BrewDog prides itself on being attached to the punk movement and likes to think of itself as a company that’s unafraid to stick two fingers up to the establishment. We can only assume that some bored executive somewhere noticed the opposition to the Qatar World Cup and decided to get in on the action. An advertising campaign was launched where BrewDog boasted of being the ‘anti-sponsors’ of the tournament.

“This isn't a World Cup,” BrewDog explained. “It's a World F*Cup. Football's been dragged through the mud, before a single ball's been kicked. Let's be honest: Qatar won it through bribery. On an industrial scale.

“We're proud to be launching BrewDog as an anti-sponsor of the World F*Cup. To be clear we love football, we just don't love corruption, abuse and death. So join us.”

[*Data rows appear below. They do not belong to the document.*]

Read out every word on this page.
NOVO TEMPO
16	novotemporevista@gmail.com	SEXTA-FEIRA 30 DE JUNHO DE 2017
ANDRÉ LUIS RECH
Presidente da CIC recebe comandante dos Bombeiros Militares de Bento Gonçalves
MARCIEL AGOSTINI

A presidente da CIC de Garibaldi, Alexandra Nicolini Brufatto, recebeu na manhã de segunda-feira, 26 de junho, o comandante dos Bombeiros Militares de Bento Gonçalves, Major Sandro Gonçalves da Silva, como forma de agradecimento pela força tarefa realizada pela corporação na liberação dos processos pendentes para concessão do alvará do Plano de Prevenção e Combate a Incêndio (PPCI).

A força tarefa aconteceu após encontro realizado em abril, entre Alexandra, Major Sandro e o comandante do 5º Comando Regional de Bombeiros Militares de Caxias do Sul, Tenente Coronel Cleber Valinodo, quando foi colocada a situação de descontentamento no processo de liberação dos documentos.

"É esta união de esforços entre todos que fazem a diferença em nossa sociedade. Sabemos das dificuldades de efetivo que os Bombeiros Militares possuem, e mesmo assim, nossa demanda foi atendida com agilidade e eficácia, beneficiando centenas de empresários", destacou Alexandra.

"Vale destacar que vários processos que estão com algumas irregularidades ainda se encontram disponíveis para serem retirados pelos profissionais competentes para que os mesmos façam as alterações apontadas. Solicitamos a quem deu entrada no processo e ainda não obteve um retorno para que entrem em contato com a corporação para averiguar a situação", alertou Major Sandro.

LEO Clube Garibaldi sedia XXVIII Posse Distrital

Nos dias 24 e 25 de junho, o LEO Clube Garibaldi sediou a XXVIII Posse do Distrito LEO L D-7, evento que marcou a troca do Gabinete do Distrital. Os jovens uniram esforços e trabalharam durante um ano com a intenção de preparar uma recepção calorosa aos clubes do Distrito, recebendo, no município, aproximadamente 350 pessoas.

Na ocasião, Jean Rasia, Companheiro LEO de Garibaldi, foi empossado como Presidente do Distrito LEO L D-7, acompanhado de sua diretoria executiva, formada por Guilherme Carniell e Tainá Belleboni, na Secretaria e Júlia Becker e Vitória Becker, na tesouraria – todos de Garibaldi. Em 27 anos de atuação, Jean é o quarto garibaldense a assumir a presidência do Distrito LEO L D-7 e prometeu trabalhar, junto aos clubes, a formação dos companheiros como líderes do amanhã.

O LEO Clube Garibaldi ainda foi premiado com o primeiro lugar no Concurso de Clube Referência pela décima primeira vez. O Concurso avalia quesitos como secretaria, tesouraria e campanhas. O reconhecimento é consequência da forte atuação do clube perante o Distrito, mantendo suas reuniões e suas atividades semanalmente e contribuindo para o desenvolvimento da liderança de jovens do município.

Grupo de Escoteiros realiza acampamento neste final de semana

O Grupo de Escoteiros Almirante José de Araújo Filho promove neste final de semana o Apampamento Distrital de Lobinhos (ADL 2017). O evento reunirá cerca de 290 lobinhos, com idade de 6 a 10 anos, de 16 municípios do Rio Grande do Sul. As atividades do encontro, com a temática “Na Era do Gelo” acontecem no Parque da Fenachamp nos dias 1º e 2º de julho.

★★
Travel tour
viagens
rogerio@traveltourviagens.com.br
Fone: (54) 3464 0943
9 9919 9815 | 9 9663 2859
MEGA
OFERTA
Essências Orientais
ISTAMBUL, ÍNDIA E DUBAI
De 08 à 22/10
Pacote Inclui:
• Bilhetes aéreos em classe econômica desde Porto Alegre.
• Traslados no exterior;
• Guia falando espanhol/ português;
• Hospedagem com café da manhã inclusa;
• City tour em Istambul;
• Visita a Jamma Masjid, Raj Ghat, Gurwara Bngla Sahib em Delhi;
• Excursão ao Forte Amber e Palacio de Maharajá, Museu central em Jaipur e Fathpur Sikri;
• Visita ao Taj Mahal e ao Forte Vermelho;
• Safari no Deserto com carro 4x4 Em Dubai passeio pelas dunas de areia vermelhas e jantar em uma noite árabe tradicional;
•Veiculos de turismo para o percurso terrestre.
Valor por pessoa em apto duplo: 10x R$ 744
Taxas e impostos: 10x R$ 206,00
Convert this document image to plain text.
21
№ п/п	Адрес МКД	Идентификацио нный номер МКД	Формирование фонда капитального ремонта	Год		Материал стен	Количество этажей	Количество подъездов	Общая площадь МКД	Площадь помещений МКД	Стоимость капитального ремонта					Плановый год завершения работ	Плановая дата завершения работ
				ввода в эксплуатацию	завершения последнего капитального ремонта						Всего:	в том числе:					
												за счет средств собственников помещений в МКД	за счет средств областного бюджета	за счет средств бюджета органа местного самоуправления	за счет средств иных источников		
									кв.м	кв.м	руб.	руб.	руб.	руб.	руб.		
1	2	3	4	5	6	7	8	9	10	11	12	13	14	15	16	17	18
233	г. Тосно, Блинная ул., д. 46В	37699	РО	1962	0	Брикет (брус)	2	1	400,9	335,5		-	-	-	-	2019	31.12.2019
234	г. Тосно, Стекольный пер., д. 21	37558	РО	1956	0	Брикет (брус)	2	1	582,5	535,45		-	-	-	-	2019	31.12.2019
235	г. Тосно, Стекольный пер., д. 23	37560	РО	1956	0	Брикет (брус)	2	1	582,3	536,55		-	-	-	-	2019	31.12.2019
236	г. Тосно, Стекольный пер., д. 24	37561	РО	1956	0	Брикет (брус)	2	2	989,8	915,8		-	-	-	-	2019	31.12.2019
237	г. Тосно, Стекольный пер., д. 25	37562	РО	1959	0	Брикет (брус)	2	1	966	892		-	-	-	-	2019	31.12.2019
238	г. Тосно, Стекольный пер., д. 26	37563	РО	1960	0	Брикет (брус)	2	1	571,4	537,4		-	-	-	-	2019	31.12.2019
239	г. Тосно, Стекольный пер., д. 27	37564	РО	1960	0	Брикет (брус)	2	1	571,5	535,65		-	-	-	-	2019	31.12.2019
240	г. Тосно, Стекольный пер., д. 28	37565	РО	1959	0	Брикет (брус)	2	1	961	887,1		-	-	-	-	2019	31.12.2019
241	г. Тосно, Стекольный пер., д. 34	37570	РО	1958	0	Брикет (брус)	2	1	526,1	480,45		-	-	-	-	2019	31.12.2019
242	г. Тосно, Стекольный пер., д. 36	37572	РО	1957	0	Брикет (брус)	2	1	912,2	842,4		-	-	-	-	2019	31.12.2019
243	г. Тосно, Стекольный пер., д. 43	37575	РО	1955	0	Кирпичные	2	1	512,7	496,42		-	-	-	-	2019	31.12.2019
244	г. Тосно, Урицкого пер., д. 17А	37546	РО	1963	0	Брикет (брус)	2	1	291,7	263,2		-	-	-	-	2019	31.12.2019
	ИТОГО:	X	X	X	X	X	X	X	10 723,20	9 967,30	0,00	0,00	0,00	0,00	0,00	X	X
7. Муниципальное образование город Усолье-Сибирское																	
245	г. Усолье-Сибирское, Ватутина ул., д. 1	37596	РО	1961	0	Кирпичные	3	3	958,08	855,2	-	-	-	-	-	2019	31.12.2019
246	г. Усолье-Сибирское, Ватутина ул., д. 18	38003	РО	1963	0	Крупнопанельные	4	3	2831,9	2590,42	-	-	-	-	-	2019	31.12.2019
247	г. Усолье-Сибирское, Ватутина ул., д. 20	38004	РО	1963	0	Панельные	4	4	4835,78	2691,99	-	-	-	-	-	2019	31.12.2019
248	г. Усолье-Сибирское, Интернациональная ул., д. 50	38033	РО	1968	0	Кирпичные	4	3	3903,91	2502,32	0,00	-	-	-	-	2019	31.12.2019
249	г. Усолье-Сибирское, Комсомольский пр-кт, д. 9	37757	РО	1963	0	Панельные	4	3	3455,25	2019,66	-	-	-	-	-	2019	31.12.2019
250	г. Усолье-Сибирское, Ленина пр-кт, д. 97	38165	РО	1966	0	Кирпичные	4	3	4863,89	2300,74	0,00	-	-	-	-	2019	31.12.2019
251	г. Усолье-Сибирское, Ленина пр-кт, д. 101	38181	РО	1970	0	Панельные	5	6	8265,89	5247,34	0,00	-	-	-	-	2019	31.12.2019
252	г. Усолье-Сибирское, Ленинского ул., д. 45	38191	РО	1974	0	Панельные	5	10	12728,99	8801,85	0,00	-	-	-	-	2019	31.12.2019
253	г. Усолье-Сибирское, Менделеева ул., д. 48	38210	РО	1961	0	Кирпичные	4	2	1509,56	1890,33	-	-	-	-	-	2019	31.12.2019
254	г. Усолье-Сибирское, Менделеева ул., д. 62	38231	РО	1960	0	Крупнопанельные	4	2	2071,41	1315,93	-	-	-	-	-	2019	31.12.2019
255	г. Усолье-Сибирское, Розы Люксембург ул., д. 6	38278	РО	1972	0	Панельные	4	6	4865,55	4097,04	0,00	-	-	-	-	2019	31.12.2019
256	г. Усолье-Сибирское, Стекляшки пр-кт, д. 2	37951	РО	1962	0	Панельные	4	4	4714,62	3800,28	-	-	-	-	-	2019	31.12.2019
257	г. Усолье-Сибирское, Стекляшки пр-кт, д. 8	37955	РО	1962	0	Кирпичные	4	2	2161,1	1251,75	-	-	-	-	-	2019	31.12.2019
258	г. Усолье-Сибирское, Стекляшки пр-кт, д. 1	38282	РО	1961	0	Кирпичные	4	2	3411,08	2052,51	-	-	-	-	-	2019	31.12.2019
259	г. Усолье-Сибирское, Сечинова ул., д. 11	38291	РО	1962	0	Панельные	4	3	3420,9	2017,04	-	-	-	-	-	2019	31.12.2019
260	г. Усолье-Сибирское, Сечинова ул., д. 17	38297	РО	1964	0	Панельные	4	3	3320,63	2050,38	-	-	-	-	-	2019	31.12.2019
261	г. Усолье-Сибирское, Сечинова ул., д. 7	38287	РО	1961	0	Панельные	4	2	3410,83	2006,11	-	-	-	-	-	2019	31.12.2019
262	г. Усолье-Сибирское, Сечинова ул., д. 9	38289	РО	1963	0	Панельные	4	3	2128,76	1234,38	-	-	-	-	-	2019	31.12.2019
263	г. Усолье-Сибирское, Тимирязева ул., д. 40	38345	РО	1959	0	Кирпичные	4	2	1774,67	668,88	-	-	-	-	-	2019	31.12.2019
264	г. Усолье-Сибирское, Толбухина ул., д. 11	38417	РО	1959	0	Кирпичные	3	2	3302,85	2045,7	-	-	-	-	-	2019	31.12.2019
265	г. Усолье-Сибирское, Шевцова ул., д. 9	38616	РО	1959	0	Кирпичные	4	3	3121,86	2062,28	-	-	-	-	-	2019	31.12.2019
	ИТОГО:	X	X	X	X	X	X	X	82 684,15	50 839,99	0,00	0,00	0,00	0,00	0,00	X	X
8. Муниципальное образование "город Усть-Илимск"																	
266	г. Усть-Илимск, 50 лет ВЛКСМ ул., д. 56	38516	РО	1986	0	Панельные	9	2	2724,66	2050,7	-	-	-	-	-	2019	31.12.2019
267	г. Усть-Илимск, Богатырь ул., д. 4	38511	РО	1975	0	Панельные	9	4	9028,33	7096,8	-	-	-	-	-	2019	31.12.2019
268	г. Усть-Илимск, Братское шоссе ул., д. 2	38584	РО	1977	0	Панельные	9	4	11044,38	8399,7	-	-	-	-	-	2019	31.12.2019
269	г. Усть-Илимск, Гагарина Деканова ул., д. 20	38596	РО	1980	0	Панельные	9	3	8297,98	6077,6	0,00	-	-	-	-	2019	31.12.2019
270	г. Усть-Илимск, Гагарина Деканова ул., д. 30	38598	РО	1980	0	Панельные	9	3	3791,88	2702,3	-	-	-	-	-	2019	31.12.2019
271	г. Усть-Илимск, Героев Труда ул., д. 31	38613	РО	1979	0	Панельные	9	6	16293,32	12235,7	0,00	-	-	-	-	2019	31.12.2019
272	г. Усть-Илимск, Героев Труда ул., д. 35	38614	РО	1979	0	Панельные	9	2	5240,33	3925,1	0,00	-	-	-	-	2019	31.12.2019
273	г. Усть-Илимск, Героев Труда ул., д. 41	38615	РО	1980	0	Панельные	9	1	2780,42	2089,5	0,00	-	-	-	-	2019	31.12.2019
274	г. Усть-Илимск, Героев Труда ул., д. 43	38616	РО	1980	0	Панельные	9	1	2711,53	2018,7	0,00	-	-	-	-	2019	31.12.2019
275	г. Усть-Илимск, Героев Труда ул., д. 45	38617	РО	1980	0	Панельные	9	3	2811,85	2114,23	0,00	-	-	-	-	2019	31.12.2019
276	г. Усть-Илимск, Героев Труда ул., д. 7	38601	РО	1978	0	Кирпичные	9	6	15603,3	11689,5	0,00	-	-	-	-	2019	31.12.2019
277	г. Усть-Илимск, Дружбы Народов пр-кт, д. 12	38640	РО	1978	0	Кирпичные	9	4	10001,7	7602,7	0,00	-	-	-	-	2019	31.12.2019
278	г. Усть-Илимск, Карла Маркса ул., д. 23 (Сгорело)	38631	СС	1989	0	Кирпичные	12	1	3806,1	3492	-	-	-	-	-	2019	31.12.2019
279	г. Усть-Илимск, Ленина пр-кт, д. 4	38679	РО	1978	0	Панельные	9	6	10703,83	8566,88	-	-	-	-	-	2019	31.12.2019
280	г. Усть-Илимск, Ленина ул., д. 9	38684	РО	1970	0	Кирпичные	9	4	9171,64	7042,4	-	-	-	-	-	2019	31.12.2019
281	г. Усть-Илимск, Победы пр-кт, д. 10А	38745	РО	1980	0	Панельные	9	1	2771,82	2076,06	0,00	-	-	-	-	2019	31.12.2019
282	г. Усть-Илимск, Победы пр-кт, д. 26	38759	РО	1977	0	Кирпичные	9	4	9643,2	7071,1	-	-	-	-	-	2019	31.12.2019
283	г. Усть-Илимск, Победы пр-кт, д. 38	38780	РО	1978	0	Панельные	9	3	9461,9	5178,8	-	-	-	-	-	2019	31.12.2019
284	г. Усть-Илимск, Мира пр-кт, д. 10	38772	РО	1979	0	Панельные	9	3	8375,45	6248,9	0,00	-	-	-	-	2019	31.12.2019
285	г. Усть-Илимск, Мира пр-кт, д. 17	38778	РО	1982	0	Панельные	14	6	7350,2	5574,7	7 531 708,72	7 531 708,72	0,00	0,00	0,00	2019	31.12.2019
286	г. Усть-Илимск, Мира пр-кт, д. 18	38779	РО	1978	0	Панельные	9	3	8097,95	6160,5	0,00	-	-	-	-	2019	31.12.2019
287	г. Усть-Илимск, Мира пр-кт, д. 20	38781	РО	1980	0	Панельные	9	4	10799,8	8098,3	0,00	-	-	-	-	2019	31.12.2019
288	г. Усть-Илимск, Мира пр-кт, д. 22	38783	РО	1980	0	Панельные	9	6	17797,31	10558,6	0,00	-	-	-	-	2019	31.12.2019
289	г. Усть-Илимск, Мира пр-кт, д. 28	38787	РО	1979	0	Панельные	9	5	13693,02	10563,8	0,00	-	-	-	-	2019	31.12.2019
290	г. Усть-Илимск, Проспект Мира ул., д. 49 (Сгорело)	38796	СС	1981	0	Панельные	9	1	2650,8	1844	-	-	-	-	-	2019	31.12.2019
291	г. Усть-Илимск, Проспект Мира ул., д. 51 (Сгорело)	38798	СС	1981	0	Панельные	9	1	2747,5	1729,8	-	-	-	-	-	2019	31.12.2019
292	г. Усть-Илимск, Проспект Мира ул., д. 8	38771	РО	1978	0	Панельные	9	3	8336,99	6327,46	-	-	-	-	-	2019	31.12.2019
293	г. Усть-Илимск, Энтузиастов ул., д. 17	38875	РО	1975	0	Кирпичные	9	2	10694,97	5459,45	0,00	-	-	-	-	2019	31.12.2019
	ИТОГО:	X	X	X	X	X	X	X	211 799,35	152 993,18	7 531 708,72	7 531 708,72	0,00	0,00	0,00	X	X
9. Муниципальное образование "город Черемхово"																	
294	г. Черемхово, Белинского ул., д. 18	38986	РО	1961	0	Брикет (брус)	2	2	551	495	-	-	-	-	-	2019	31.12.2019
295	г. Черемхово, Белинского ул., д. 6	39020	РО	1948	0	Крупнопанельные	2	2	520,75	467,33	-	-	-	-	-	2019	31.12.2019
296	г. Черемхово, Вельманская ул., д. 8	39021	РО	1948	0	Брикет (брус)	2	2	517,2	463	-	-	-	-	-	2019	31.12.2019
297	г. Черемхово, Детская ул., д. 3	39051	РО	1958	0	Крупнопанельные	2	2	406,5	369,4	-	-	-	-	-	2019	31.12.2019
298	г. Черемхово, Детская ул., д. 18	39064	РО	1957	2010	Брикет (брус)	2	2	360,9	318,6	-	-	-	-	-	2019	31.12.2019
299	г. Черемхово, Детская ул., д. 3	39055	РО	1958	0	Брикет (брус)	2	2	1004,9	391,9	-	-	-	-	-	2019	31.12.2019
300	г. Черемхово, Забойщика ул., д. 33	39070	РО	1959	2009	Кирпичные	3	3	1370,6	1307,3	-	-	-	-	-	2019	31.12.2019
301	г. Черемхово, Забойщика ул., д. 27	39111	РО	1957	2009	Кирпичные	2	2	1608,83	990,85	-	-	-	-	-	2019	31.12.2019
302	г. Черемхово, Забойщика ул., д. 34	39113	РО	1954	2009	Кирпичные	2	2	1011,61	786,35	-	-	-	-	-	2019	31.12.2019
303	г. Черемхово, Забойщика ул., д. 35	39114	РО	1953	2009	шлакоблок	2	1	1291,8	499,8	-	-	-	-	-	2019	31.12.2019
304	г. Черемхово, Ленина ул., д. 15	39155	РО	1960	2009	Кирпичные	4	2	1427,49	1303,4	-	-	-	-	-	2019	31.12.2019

There was just one slight hitch with the scheme: within days of the campaign’s launch, it came to light that BrewDog already sells beer in Qatar via a third party. Oh, and it also plans on showing World Cup matches in its bars for the duration of the tournament.

Qatar should have never been awarded the World Cup, as Netflix’s recent documentary on the subject makes abundantly clear. Corruption wasn’t just a feature of the old FIFA ExCo committee (the executives who awarded tournaments to countries); this was government by corruption.

For all the money stuffed into brown envelopes and (allegedly) distributed by the Qataris in their latest sportswashing venture, it appears as though they cannot buy what they crave most of all: legitimacy in the court of public opinion. Sponsors’ opposition to the World Cup will have a more telling effect than any protest, but there are still some who have been tempted into tacit support of an authoritarian regime. Qatar is hosting the World Cup so that it can clean up its image; companies that lend their financial support to it only succeed in enabling them to do so.